Wednesday , June 16 2021

Emerging cases of rare disease



WASHINGTON (Reuters) – The US authorities admitted yesterday that they ignored the direct cause of severe paralysis due to a sharp rise in this rare childhood disease that worries many parents.

>> Read also – A strange baby illness worries the United States

A total of 252 children were treated this year for symptoms of a polio-like disease that causes paralysis of the hands and feet, said Nancy Masunya, director of the National Center for Vaccines and Respiratory Diseases in the United States.

Since last week, 33 new cases have been reported, and with 80 confirmed patients, we seem to be moving towards one year with the last two years of the peak (149 cases in 2016 and 120 cases in 2014), according to Ms. Masunia.

Only about ten cases were exposed for 2015 and 2017, the year in which a child dies from a severe and paralysis (AFP). More than 400 cases have been approved in the laboratory since 2014, when the syndrome began.

The scientist promised that the disease, whose source remains mysterious and that there is no specific treatment, remains "rare", despite the growing fear of the parents.

The disease affects the nervous system

In most cases, children are between 2 and 8 years of age. Everyone complained of fever and respiratory problems between three and ten days before the paralysis of suffering. Some have healed quickly, many others remain paralyzed. The disease affects the nervous system, the spine.

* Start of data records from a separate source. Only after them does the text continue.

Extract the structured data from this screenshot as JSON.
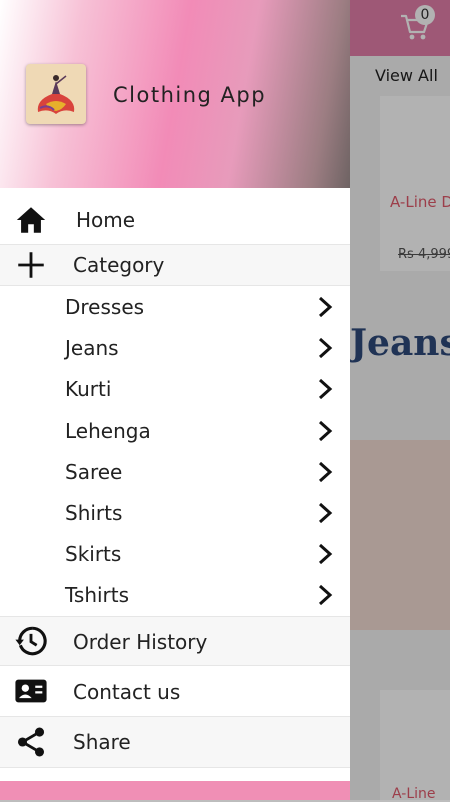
{
  "background": {
    "cart_count": "0",
    "view_all": "View All",
    "product_title": "A-Line D",
    "product_price": "Rs 4,999",
    "banner_text": "Jeans",
    "product2_title": "A-Line"
  },
  "drawer": {
    "app_name": "Clothing App",
    "home": "Home",
    "category": "Category",
    "categories": [
      "Dresses",
      "Jeans",
      "Kurti",
      "Lehenga",
      "Saree",
      "Shirts",
      "Skirts",
      "Tshirts"
    ],
    "order_history": "Order History",
    "contact_us": "Contact us",
    "share": "Share"
  },
  "icons": {
    "home": "home-icon",
    "category": "plus-icon",
    "chevron": "chevron-right-icon",
    "order_history": "history-icon",
    "contact_us": "contact-card-icon",
    "share": "share-icon",
    "cart": "cart-icon"
  },
  "colors": {
    "accent_pink": "#f28bb7",
    "topbar": "#e27fa9",
    "product_title": "#e05a6b",
    "banner_text": "#2f4a7a"
  }
}
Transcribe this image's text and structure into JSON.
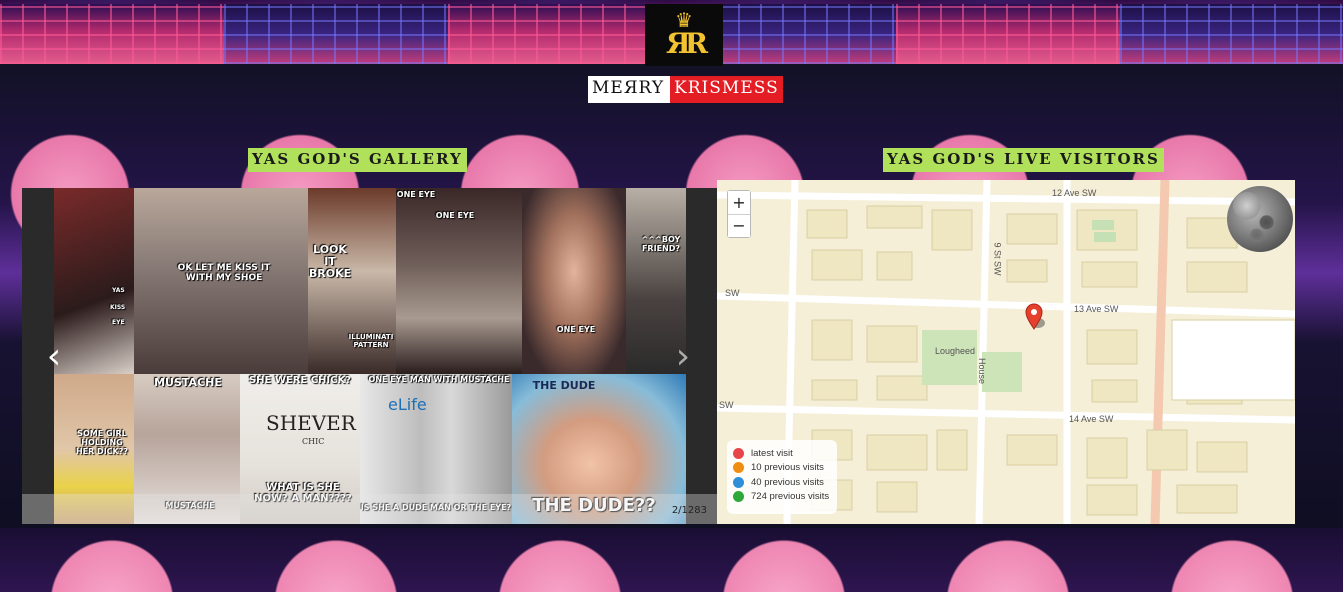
{
  "branding": {
    "banner_left": "MEЯRY",
    "banner_right": "KRISMESS",
    "logo_monogram": "ЯR"
  },
  "gallery": {
    "heading": "YAS GOD'S GALLERY",
    "counter": "2/1283",
    "tiles": [
      {
        "caption": ""
      },
      {
        "caption": "YAS"
      },
      {
        "caption": "KISS"
      },
      {
        "caption": "EYE"
      },
      {
        "caption": "OK LET ME KISS IT WITH MY SHOE"
      },
      {
        "caption": "LOOK IT BROKE"
      },
      {
        "caption": "ILLUMINATI PATTERN"
      },
      {
        "caption": "ONE EYE"
      },
      {
        "caption": "ONE EYE"
      },
      {
        "caption": "ONE EYE"
      },
      {
        "caption": "^^^BOY FRIEND?"
      },
      {
        "caption": "SOME GIRL HOLDING HER DICK??"
      },
      {
        "caption": "MUSTACHE"
      },
      {
        "caption": "MUSTACHE"
      },
      {
        "caption": "SHE WERE CHICK?"
      },
      {
        "caption": "WHAT IS SHE NOW? A MAN????"
      },
      {
        "caption": "ONE EYE MAN WITH MUSTACHE"
      },
      {
        "caption": "IS SHE A DUDE MAN OR THE EYE?"
      },
      {
        "caption": "THE DUDE"
      },
      {
        "caption": "THE DUDE??"
      }
    ],
    "magazine_texts": {
      "shever": "SHEVER",
      "chic": "CHIC",
      "elife": "eLife"
    }
  },
  "visitors": {
    "heading": "YAS GOD'S LIVE VISITORS",
    "zoom_in": "+",
    "zoom_out": "−",
    "streets": {
      "ave12": "12 Ave SW",
      "ave13": "13 Ave SW",
      "ave14": "14 Ave SW",
      "st9": "9 St SW",
      "lougheed": "Lougheed",
      "house": "House",
      "sw_left_1": "SW",
      "sw_left_2": "SW"
    },
    "legend": [
      {
        "label": "latest visit",
        "color": "#e8454a"
      },
      {
        "label": "10 previous visits",
        "color": "#ef8d12"
      },
      {
        "label": "40 previous visits",
        "color": "#2e8fd8"
      },
      {
        "label": "724 previous visits",
        "color": "#2fa83a"
      }
    ]
  }
}
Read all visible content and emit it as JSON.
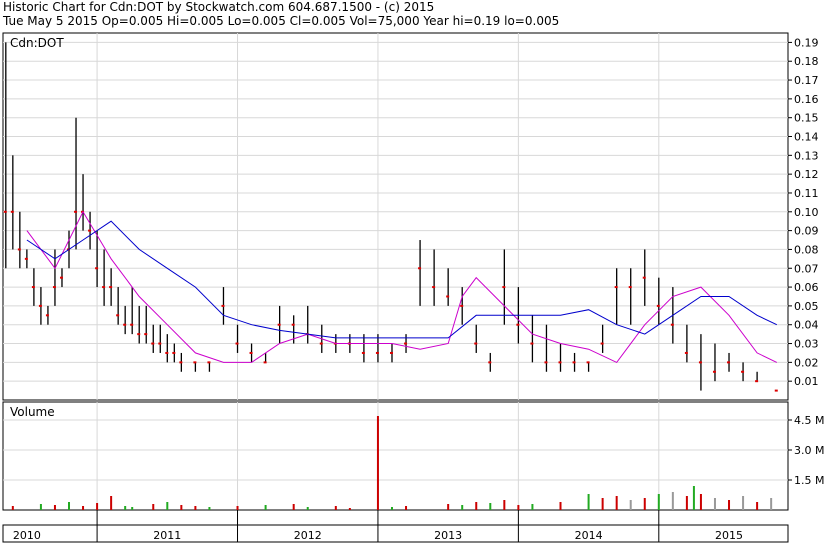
{
  "header": {
    "line1": "Historic Chart for Cdn:DOT by Stockwatch.com 604.687.1500 - (c) 2015",
    "line2": "Tue May  5 2015  Op=0.005  Hi=0.005  Lo=0.005  Cl=0.005  Vol=75,000  Year hi=0.19  lo=0.005"
  },
  "chart_data": [
    {
      "type": "ohlc",
      "panel_label": "Cdn:DOT",
      "ylim": [
        0,
        0.195
      ],
      "yticks": [
        "0.19",
        "0.18",
        "0.17",
        "0.16",
        "0.15",
        "0.14",
        "0.13",
        "0.12",
        "0.11",
        "0.10",
        "0.09",
        "0.08",
        "0.07",
        "0.06",
        "0.05",
        "0.04",
        "0.03",
        "0.02",
        "0.01"
      ],
      "x": [
        2009.85,
        2009.9,
        2009.95,
        2010.0,
        2010.05,
        2010.1,
        2010.15,
        2010.2,
        2010.25,
        2010.3,
        2010.35,
        2010.4,
        2010.45,
        2010.5,
        2010.55,
        2010.6,
        2010.65,
        2010.7,
        2010.75,
        2010.8,
        2010.85,
        2010.9,
        2010.95,
        2011.0,
        2011.05,
        2011.1,
        2011.2,
        2011.3,
        2011.4,
        2011.5,
        2011.6,
        2011.7,
        2011.8,
        2011.9,
        2012.0,
        2012.1,
        2012.2,
        2012.3,
        2012.4,
        2012.5,
        2012.6,
        2012.7,
        2012.8,
        2012.9,
        2013.0,
        2013.1,
        2013.2,
        2013.3,
        2013.4,
        2013.5,
        2013.6,
        2013.7,
        2013.8,
        2013.9,
        2014.0,
        2014.1,
        2014.2,
        2014.3,
        2014.4,
        2014.5,
        2014.6,
        2014.7,
        2014.8,
        2014.9,
        2015.0,
        2015.1,
        2015.2,
        2015.34
      ],
      "high": [
        0.19,
        0.13,
        0.1,
        0.08,
        0.07,
        0.06,
        0.05,
        0.08,
        0.07,
        0.09,
        0.15,
        0.12,
        0.1,
        0.09,
        0.08,
        0.07,
        0.06,
        0.05,
        0.06,
        0.05,
        0.05,
        0.04,
        0.04,
        0.035,
        0.03,
        0.025,
        0.02,
        0.02,
        0.06,
        0.04,
        0.03,
        0.025,
        0.05,
        0.045,
        0.05,
        0.04,
        0.035,
        0.035,
        0.035,
        0.035,
        0.03,
        0.035,
        0.085,
        0.08,
        0.07,
        0.06,
        0.04,
        0.025,
        0.08,
        0.06,
        0.045,
        0.04,
        0.03,
        0.025,
        0.02,
        0.04,
        0.07,
        0.07,
        0.08,
        0.065,
        0.06,
        0.04,
        0.035,
        0.03,
        0.025,
        0.02,
        0.015,
        0.005
      ],
      "low": [
        0.07,
        0.08,
        0.07,
        0.07,
        0.05,
        0.04,
        0.04,
        0.05,
        0.06,
        0.07,
        0.08,
        0.09,
        0.08,
        0.06,
        0.05,
        0.05,
        0.04,
        0.035,
        0.035,
        0.03,
        0.03,
        0.025,
        0.025,
        0.02,
        0.02,
        0.015,
        0.015,
        0.015,
        0.04,
        0.025,
        0.02,
        0.02,
        0.03,
        0.03,
        0.03,
        0.025,
        0.025,
        0.025,
        0.02,
        0.02,
        0.02,
        0.025,
        0.05,
        0.05,
        0.05,
        0.04,
        0.025,
        0.015,
        0.04,
        0.03,
        0.02,
        0.015,
        0.015,
        0.015,
        0.015,
        0.025,
        0.04,
        0.04,
        0.05,
        0.04,
        0.03,
        0.02,
        0.005,
        0.01,
        0.015,
        0.01,
        0.01,
        0.005
      ],
      "close": [
        0.1,
        0.1,
        0.08,
        0.075,
        0.06,
        0.05,
        0.045,
        0.06,
        0.065,
        0.08,
        0.1,
        0.1,
        0.09,
        0.07,
        0.06,
        0.06,
        0.045,
        0.04,
        0.04,
        0.035,
        0.035,
        0.03,
        0.03,
        0.025,
        0.025,
        0.02,
        0.02,
        0.02,
        0.05,
        0.03,
        0.025,
        0.02,
        0.04,
        0.04,
        0.035,
        0.03,
        0.03,
        0.03,
        0.025,
        0.025,
        0.025,
        0.03,
        0.07,
        0.06,
        0.055,
        0.05,
        0.03,
        0.02,
        0.06,
        0.04,
        0.03,
        0.02,
        0.02,
        0.02,
        0.02,
        0.03,
        0.06,
        0.06,
        0.065,
        0.05,
        0.04,
        0.025,
        0.02,
        0.015,
        0.02,
        0.015,
        0.01,
        0.005
      ],
      "series": [
        {
          "name": "",
          "color": "#cc00cc",
          "x": [
            2010.0,
            2010.2,
            2010.4,
            2010.6,
            2010.8,
            2011.0,
            2011.2,
            2011.4,
            2011.6,
            2011.8,
            2012.0,
            2012.2,
            2012.4,
            2012.6,
            2012.8,
            2013.0,
            2013.1,
            2013.2,
            2013.4,
            2013.6,
            2013.8,
            2014.0,
            2014.2,
            2014.4,
            2014.6,
            2014.8,
            2015.0,
            2015.2,
            2015.34
          ],
          "values": [
            0.09,
            0.07,
            0.1,
            0.075,
            0.055,
            0.04,
            0.025,
            0.02,
            0.02,
            0.03,
            0.035,
            0.03,
            0.03,
            0.03,
            0.027,
            0.03,
            0.055,
            0.065,
            0.05,
            0.035,
            0.03,
            0.027,
            0.02,
            0.04,
            0.055,
            0.06,
            0.045,
            0.025,
            0.02
          ]
        },
        {
          "name": "",
          "color": "#0000cc",
          "x": [
            2010.0,
            2010.2,
            2010.4,
            2010.6,
            2010.8,
            2011.0,
            2011.2,
            2011.4,
            2011.6,
            2011.8,
            2012.0,
            2012.2,
            2012.4,
            2012.6,
            2012.8,
            2013.0,
            2013.2,
            2013.4,
            2013.6,
            2013.8,
            2014.0,
            2014.2,
            2014.4,
            2014.6,
            2014.8,
            2015.0,
            2015.2,
            2015.34
          ],
          "values": [
            0.085,
            0.075,
            0.085,
            0.095,
            0.08,
            0.07,
            0.06,
            0.045,
            0.04,
            0.037,
            0.035,
            0.033,
            0.033,
            0.033,
            0.033,
            0.033,
            0.045,
            0.045,
            0.045,
            0.045,
            0.048,
            0.04,
            0.035,
            0.045,
            0.055,
            0.055,
            0.045,
            0.04
          ]
        }
      ]
    },
    {
      "type": "bar",
      "panel_label": "Volume",
      "ylim": [
        0,
        5000000
      ],
      "yticks": [
        "4.5 M",
        "3.0 M",
        "1.5 M"
      ],
      "ytick_values": [
        4500000,
        3000000,
        1500000
      ],
      "x": [
        2009.9,
        2010.1,
        2010.2,
        2010.3,
        2010.4,
        2010.5,
        2010.6,
        2010.7,
        2010.75,
        2010.9,
        2011.0,
        2011.1,
        2011.2,
        2011.3,
        2011.5,
        2011.7,
        2011.9,
        2012.0,
        2012.2,
        2012.3,
        2012.5,
        2012.6,
        2012.7,
        2013.0,
        2013.1,
        2013.2,
        2013.3,
        2013.4,
        2013.5,
        2013.6,
        2013.8,
        2014.0,
        2014.1,
        2014.2,
        2014.3,
        2014.4,
        2014.5,
        2014.6,
        2014.7,
        2014.75,
        2014.8,
        2014.9,
        2015.0,
        2015.1,
        2015.2,
        2015.3
      ],
      "values": [
        200000,
        300000,
        250000,
        400000,
        200000,
        350000,
        700000,
        200000,
        150000,
        300000,
        400000,
        250000,
        200000,
        150000,
        200000,
        250000,
        300000,
        150000,
        200000,
        100000,
        4700000,
        150000,
        200000,
        300000,
        250000,
        400000,
        350000,
        500000,
        250000,
        300000,
        400000,
        800000,
        600000,
        700000,
        500000,
        600000,
        800000,
        900000,
        700000,
        1200000,
        800000,
        600000,
        500000,
        700000,
        400000,
        600000
      ],
      "colors": [
        "#cc0000",
        "#22aa22",
        "#cc0000",
        "#22aa22",
        "#cc0000",
        "#cc0000",
        "#cc0000",
        "#22aa22",
        "#22aa22",
        "#cc0000",
        "#22aa22",
        "#cc0000",
        "#cc0000",
        "#22aa22",
        "#cc0000",
        "#22aa22",
        "#cc0000",
        "#22aa22",
        "#cc0000",
        "#cc0000",
        "#cc0000",
        "#22aa22",
        "#cc0000",
        "#cc0000",
        "#22aa22",
        "#cc0000",
        "#22aa22",
        "#cc0000",
        "#cc0000",
        "#22aa22",
        "#cc0000",
        "#22aa22",
        "#cc0000",
        "#cc0000",
        "#999999",
        "#cc0000",
        "#22aa22",
        "#999999",
        "#cc0000",
        "#22aa22",
        "#cc0000",
        "#999999",
        "#cc0000",
        "#999999",
        "#cc0000",
        "#999999"
      ]
    }
  ],
  "x_axis": {
    "range": [
      2009.83,
      2015.42
    ],
    "ticks": [
      {
        "label": "2010",
        "pos": 2010.0,
        "span": [
          2009.83,
          2010.5
        ]
      },
      {
        "label": "2011",
        "pos": 2011.0,
        "span": [
          2010.5,
          2011.5
        ]
      },
      {
        "label": "2012",
        "pos": 2012.0,
        "span": [
          2011.5,
          2012.5
        ]
      },
      {
        "label": "2013",
        "pos": 2013.0,
        "span": [
          2012.5,
          2013.5
        ]
      },
      {
        "label": "2014",
        "pos": 2014.0,
        "span": [
          2013.5,
          2014.5
        ]
      },
      {
        "label": "2015",
        "pos": 2015.0,
        "span": [
          2014.5,
          2015.42
        ]
      }
    ],
    "year_boundaries": [
      2010.5,
      2011.5,
      2012.5,
      2013.5,
      2014.5
    ]
  }
}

Of 125 cases examined by the CDC, half were enterovirus or rhinovirus, causing fever, runny nose, vomiting, diarrhea, and muscle pain. But scientists still do not know the exact cause of PFA.

"It could be one of the viruses we've already identified, or a virus we have not yet identified," Nancy Masnaya told the press. "Or it could be that the virus triggers another process that causes PFA, through an autoimmune process." "The CDC is an agency that works with science and today, science does not give an answer," she added.

Given the embarrassment of the researchers and the lack of treatment, the CDC called on parents to "seek immediate medical help for children with sudden weakness of hands and feet."